Der Verband der chinesischen Eisen- und Stahlhersteller geht davon aus, dass die Stahlproduktion in diesem Jahr 2% unter dem Niveau des Vorjahres (808,4 Mio. Tonnen) liegen wird. Denn aufgrund der Maßnahmen zur Abkühlung des überhitzten Immobilienmarktes und eines langsameren Wachstums der Fahrzeugverkäufe soll die Stahlnachfrage in China in diesem Jahr zurückgehen.
Global betrachtet lag die Stahlproduktion insbesondere wegen China im ersten Quartal gemäß Daten des Weltstahlverbands mit gut 410 Mio. Tonnen knapp 6% über dem Vorjahresniveau. Das auf die Analyse der Stahlmärkte spezialisierte Research-Institut MEPS schätzt, dass zukünftig Indien und die südostasiatischen Länder die Wachstumstreiber der globalen Stahlproduktion sein werden. Die Industrienationen und auch China dürften dagegen kaum zum antizipierten Wachstum der globalen Stahlproduktion in den nächsten Jahren beitragen.
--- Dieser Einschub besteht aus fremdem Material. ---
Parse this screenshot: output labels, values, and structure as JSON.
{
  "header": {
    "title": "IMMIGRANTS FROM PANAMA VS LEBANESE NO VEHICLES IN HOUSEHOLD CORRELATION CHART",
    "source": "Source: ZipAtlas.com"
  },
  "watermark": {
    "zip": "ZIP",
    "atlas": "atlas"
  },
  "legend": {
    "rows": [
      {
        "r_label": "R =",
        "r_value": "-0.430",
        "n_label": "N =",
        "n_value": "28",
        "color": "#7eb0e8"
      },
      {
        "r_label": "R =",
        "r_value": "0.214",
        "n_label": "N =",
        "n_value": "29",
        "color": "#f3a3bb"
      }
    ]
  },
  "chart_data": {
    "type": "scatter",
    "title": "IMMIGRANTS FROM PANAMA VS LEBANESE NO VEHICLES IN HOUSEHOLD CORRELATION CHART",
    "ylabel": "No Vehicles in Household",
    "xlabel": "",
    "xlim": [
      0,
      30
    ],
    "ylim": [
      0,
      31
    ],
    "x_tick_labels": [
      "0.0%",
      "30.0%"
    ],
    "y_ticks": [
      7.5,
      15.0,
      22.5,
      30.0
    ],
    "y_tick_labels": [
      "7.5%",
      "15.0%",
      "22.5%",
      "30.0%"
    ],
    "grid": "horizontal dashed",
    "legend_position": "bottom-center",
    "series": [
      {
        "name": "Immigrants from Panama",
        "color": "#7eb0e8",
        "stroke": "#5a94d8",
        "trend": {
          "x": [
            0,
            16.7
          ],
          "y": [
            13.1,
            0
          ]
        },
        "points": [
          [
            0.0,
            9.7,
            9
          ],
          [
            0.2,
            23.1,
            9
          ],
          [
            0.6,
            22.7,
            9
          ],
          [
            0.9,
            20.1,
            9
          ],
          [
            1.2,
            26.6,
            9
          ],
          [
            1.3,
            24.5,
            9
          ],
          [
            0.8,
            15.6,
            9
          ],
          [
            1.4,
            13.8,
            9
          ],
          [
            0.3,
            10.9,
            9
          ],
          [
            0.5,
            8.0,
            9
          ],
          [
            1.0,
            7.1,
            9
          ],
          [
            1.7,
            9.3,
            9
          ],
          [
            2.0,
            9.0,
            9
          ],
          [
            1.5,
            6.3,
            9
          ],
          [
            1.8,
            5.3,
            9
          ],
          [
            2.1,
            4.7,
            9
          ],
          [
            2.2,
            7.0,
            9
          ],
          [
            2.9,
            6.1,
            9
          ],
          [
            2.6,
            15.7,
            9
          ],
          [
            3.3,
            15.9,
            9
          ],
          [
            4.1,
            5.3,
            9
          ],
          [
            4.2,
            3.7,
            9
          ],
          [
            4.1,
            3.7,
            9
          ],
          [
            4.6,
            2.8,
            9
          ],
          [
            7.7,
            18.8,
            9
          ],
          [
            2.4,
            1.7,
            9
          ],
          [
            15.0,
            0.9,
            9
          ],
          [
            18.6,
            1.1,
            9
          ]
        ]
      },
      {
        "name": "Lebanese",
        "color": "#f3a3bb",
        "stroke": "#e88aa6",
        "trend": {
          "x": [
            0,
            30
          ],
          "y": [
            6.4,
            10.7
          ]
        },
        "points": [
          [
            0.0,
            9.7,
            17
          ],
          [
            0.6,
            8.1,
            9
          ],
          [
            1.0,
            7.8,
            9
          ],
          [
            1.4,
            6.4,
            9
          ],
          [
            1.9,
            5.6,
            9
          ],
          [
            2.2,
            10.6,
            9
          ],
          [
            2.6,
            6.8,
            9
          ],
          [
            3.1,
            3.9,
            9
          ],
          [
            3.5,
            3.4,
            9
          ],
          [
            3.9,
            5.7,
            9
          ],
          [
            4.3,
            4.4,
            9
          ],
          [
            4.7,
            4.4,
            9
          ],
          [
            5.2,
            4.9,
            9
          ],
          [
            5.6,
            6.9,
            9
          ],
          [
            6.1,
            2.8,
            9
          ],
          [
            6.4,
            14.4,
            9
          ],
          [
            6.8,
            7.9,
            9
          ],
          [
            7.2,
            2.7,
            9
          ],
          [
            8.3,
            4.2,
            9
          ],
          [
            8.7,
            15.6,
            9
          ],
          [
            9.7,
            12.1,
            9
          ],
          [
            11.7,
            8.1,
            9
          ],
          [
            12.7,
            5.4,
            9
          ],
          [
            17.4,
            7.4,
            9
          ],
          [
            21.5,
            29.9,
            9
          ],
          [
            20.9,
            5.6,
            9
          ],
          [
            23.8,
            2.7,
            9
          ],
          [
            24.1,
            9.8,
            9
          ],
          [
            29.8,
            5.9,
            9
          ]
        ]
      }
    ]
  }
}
Das globale Eisenerzangebot deckt bei weitem den Bedarf aus der Stahlindustrie - auch auf Sicht der nächsten Jahre. Selbst ohne die Rückkehr vieler chinesischer Eisenerzproduzenten aufgrund der zuletzt stark gefallenen Preise bleibt der seewärtige Markt gut versorgt.
Der Rückgang der Eisenerzpreise ist unseres Erachtens ein Indiz dafür, dass sich die Marktteilnehmer wieder verstärkt auf die sich eintrübenden fundamentalen Aussichten konzentrieren. Wir sehen weiteren Korrekturbedarf und erachten nach wie vor einen Preis zwischen 50 und 60 USD je Tonne fü gerechtfertigt. Unsere Jahresendprognose von 55 USD je Tonne behalten wir daher bei.